The options in this patient would be to either go with hormonal therapy or with trastuzumab. There has been some concern that HER2-positive patients might have a lower likelihood of responding to hormonal therapies, but the studies that have looked at that have been somewhat discordant. A majority of the studies have shown some degree of resistance, but there are some that have not shown any impact at all.

So, I don’t use HER2-neu positivity to exclude patients from hormonal therapy. I still think that they are appropriate candidates for hormonal therapy, but I do tell them that there is some literature to suggest their likelihood of response might be a little bit lower. In an asymptomatic patient who is going to be followed closely, I think it is reasonable to start with the hormonal therapy.

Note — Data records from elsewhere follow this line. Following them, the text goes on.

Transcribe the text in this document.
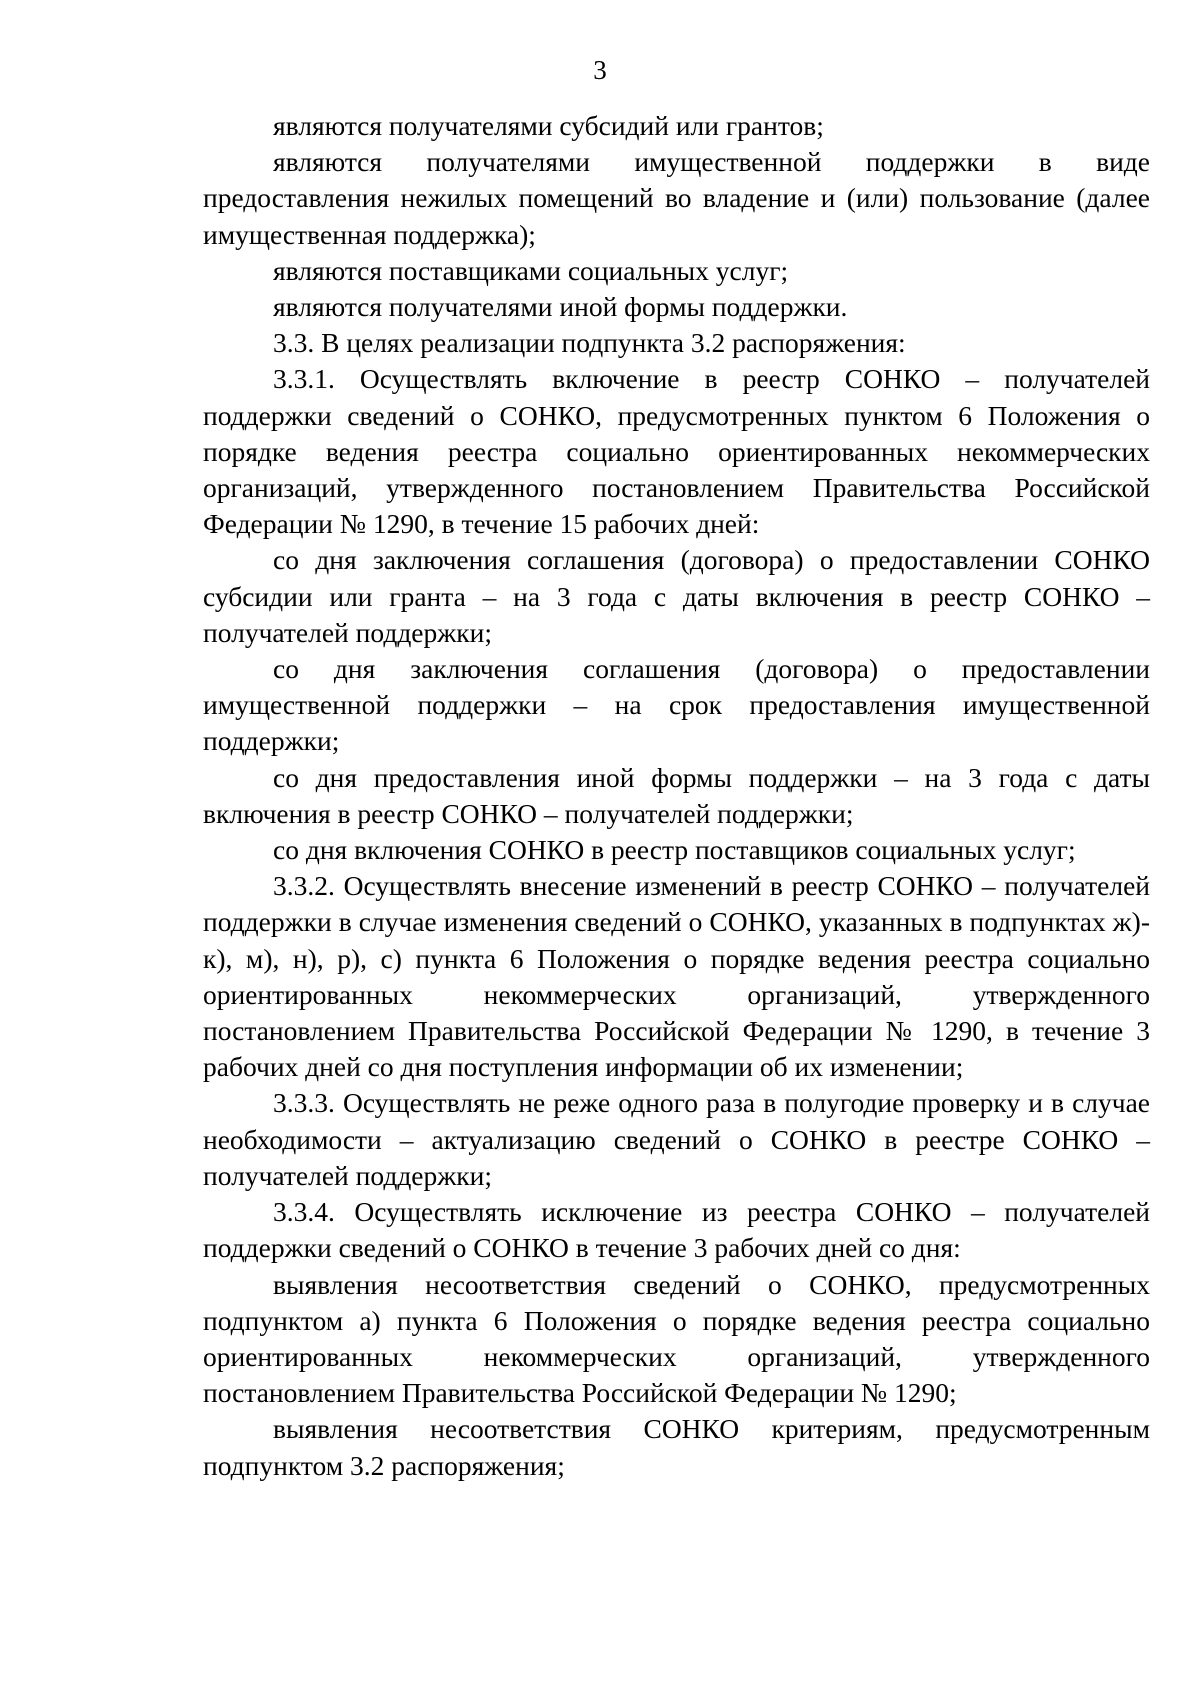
3

являются получателями субсидий или грантов;

являются получателями имущественной поддержки в виде предоставления нежилых помещений во владение и (или) пользование (далее имущественная поддержка);

являются поставщиками социальных услуг;

являются получателями иной формы поддержки.

3.3. В целях реализации подпункта 3.2 распоряжения:

3.3.1. Осуществлять включение в реестр СОНКО – получателей поддержки сведений о СОНКО, предусмотренных пунктом 6 Положения о порядке ведения реестра социально ориентированных некоммерческих организаций, утвержденного постановлением Правительства Российской Федерации № 1290, в течение 15 рабочих дней:

со дня заключения соглашения (договора) о предоставлении СОНКО субсидии или гранта – на 3 года с даты включения в реестр СОНКО – получателей поддержки;

со дня заключения соглашения (договора) о предоставлении имущественной поддержки – на срок предоставления имущественной поддержки;

со дня предоставления иной формы поддержки – на 3 года с даты включения в реестр СОНКО – получателей поддержки;

со дня включения СОНКО в реестр поставщиков социальных услуг;

3.3.2. Осуществлять внесение изменений в реестр СОНКО – получателей поддержки в случае изменения сведений о СОНКО, указанных в подпунктах ж)-к), м), н), р), с) пункта 6 Положения о порядке ведения реестра социально ориентированных некоммерческих организаций, утвержденного постановлением Правительства Российской Федерации № 1290, в течение 3 рабочих дней со дня поступления информации об их изменении;

3.3.3. Осуществлять не реже одного раза в полугодие проверку и в случае необходимости – актуализацию сведений о СОНКО в реестре СОНКО – получателей поддержки;

3.3.4. Осуществлять исключение из реестра СОНКО – получателей поддержки сведений о СОНКО в течение 3 рабочих дней со дня:

выявления несоответствия сведений о СОНКО, предусмотренных подпунктом а) пункта 6 Положения о порядке ведения реестра социально ориентированных некоммерческих организаций, утвержденного постановлением Правительства Российской Федерации № 1290;

выявления несоответствия СОНКО критериям, предусмотренным подпунктом 3.2 распоряжения;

One reason I would start with a hormonal therapy versus trastuzumab is convenience. Instead of a weekly intravenous infusion,the patient can be on an oral drug.Another reason is safety — even though trastuzumab is a very safe drug, there is a small risk of cardiac toxicity, and there are other side effects. The safety profile slightly favors a hormonal therapy.

—Debu Tripathy, MD

CHEMOTHERAPY VS ENDOCRINE THERAPY

With regard to chemotherapy, there is no information to suggest that this patient would be better off in the long term starting with chemotherapy. No data suggest that survival is enhanced by starting with aggressive therapy. In fact, if you extrapolate the findings of the very intensive bone marrow transplant, we don’t see an advantage. Many oncologists are now gravitating towards starting therapy with less toxic treatments as long as the likelihood of response is in the same ballpark. I think that this patient’s likelihood and duration of response were probably about the same with the hormonal therapy as with chemotherapy.

This patient’s past medical history entered somewhat into our decision about which hormonal therapy to use first. She was treated four years ago — in the “pre-first-line aromatase inhibitor days,” before we had the first-line data. At the time it was only indicated for second-line therapy, and I would only have considered it first-line in someone with a contraindication to tamoxifen. Given this woman’s history of deep venous thrombosis, tamoxifen was a much less appropriate drug because of the thrombogenic potential.